Zopa Bank captured its licence in December 2018, but did not fully launch as a bank until June 2020, when it exited the mobilisation stage and fintech juggernaut Revolut just notched 19 months in the transition stage as it moves through the largest mobilisation in British history.
“I don’t think you can, you can say it’s a short-term goal [getting a licence],”
“If you look at, you know, other examples and kind of how long it has taken to get a banking license whether that’s EU or UK – those are not short processes.”
No hope for a London IPO
Airwallex – which was founded and is headquartered in Singapore – notched its $8bn price tag last December after a $330m funding raise.
According to its most recent Companies House filing, in the UK Airwallex notched £17.9m in revenue, whilst profit hit £12.4m.
Despite the enthusiasm for the UK and Europe, the fintech has dismissed hopes for a listing in the City.
Founder Jack Zhang previously told City AM even the tariff-induced volatility of the US “does not change the overall competitive positioning of the US stock market.”
It’s a voice Chamberlain doubles down on: “I think the IPO decision is probably going to be driven by what makes most sense from the most attractive public market perspective.”
The firm launched its San Francisco hub as a dual global HQ last year as it beefed up on plans to expand across the US.
Whilst London and New York will fight over fintech listings in a rivalry that mirrors that of Starbucks and Costa, Chamberlain considers his new world a different competitive landscape.

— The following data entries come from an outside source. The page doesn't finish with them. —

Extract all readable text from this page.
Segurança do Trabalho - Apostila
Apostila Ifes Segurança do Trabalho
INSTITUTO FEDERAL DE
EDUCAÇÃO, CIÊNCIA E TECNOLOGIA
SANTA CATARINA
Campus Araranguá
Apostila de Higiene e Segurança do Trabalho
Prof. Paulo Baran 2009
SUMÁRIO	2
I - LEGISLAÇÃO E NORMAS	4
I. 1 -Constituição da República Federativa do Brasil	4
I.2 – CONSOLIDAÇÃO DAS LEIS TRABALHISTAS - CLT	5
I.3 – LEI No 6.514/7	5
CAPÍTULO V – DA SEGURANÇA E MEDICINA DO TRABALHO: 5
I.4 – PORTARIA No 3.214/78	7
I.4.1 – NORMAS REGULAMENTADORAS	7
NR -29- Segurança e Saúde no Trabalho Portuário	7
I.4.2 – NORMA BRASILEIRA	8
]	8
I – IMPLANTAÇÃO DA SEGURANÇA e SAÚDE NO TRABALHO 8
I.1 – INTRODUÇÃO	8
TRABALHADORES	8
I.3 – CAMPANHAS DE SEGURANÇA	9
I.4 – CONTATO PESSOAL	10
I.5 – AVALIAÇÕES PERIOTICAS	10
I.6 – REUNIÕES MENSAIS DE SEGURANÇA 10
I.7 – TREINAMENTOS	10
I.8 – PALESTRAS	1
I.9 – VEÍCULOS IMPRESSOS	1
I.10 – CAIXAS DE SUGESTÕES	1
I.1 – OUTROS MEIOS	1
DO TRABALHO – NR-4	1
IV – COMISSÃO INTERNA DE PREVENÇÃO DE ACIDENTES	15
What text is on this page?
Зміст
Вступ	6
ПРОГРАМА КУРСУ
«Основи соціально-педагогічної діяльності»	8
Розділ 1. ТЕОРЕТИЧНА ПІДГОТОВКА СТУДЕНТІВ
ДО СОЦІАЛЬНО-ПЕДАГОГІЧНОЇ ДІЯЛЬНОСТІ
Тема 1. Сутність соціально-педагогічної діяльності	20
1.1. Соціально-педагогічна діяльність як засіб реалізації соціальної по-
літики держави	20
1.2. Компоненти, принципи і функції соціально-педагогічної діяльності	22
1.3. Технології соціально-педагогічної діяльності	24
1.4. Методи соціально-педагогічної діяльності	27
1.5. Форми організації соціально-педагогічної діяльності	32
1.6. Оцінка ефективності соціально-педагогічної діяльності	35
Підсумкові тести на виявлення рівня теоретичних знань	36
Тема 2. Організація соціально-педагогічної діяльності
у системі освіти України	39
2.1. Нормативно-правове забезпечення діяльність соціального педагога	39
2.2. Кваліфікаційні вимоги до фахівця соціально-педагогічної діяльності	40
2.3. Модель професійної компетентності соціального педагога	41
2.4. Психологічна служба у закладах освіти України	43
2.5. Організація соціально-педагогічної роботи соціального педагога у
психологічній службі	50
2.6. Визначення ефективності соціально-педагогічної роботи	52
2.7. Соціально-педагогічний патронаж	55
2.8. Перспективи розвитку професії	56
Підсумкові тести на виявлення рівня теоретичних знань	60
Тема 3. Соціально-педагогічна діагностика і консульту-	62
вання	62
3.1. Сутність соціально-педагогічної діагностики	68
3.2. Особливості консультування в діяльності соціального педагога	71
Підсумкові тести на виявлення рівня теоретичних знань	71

“In payments and banking you can create something that is truly differentiated for a customer,” he says.
He points to the use of December’s fundraise to beef up the AI capacity: “We’re approaching reduction of manual work for finance teams… we are embedding AI agents into different points in the financial operations”.
It’s this leveraging of modern tech that Chamberlain says will make it easier for employees to submit expenses and finance teams to reconcile that cash.
He adds: “This is something where you can really compete on differentiated values and have a great proposition for customers.”
A few seconds pass as he reflects on the comparison to his prior role and quips: “It’s a little bit more difficult when you’re in coffee and you’re looking at real estate wins.”